Older users exhibit lower decisiveness (tie rate 29% higher), suggesting different age groups perceive model differentiation differently.

Finding 3: Substantial Performance Variation Across Dimensions

  • grok-3: Task Performance rank 2, Communication Style rank 8.
  • magistral-medium-2506: Interaction Fluidity rank 2, Trust & Safety rank 12.
  • gemini-2.5-pro: ranks first across all dimensions (advantage lies in consistency and balance).
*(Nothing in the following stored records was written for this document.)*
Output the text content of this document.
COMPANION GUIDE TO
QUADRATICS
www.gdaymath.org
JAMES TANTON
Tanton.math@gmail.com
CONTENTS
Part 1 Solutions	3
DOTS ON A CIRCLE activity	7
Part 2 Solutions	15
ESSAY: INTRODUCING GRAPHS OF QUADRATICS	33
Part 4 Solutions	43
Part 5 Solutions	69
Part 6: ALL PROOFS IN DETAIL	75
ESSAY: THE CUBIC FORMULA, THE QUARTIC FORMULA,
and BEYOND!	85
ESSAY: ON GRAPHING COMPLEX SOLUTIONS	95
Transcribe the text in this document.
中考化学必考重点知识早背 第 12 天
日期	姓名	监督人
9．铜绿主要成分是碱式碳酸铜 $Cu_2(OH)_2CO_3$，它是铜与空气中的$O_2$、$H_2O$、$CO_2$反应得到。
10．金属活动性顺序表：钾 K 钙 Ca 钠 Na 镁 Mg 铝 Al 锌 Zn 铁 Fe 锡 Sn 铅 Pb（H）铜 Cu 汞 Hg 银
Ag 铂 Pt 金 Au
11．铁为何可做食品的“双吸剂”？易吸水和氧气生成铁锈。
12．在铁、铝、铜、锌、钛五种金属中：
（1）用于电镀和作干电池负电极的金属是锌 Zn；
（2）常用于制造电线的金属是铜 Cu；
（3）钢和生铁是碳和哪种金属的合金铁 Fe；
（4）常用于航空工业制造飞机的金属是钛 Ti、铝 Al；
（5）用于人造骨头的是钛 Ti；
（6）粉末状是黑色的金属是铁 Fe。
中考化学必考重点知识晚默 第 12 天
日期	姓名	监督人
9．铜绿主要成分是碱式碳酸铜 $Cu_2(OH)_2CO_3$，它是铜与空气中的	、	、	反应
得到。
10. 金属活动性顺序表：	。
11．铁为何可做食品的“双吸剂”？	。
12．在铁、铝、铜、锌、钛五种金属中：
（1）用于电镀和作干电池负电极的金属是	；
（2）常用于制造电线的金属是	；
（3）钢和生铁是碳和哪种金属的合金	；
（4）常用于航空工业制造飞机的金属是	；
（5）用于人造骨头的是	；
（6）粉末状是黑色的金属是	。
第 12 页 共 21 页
Finding 4: Large Variation in Dimension Discriminability

Evaluation Dimension Tie Rate
Trust, Ethics & Safety 65%
Communication Style 18%
Core Task Performance 35%
Interaction Fluidity 24%
Overall Winner 10%
  • A 65% tie rate for Trust & Safety means this dimension cannot be reliably evaluated in open-ended conversations.
  • A 10% tie rate for Overall Winner indicates that users readily form clear holistic preferences.

Conversation Analysis

  • Task type: information-seeking 71.5%, personal advice 10.5%.
  • Domain: health/medicine 12.9%, sports 8.8%, technology 8.1%.
  • Task complexity: median 4/5; 43.2% moderate complexity.
  • Goal achievement: 92.6% rated 4–5/5.

Strengths and Limitations

Strengths

  • First large-scale demographically stratified LLM preference evaluation.
  • Multi-dimensional evaluation reveals the inadequacy of single leaderboards.
  • Bayesian hierarchical model rigorously handles mixed demographic effects.
  • Living benchmark with continuous updates.

Limitations

  • Coverage limited to US/UK populations; global cultural contexts are absent.
  • Demographic dimensions are constrained (gender, education, and socioeconomic status are not included).
  • Short conversations cannot capture long-term consistency or performance degradation.
  • Text-only interaction; multimodal capabilities are not assessed.
  • Trust & Safety cannot be effectively evaluated in open-ended conversations.

Personal Assessment

Novelty ⭐⭐⭐⭐

  • Introducing psychometrics and demographic stratification into LLM evaluation is an important advance.
  • Multi-dimensional evaluation combined with demographic heterogeneity analysis fills a critical gap.

Experimental Scale ⭐⭐⭐⭐⭐

  • 23,404 participants, 28 models, 119,890 multi-dimensional judgments.
  • The 22-stratum stratification design is highly rigorous.

Methodological Rigor ⭐⭐⭐⭐

  • The hierarchical Bayesian BTD model appropriately handles mixed effects and uncertainty.
  • TrueSkill adaptive sampling efficiently utilizes data.
  • Post-stratification to census data enhances representativeness.

Practical Impact ⭐⭐⭐⭐

  • The finding that age is the largest driver of preference heterogeneity has direct implications for model development and deployment.
  • It warns against the risks of optimizing models based on the preferences of a narrow technical community.

Overall Rating ⭐⭐⭐⭐

A methodologically rigorous large-scale human preference study. The core finding — that different age groups exhibit significantly different LLM preferences — challenges the assumption that a single leaderboard serves all users, with important implications for fair and inclusive AI development.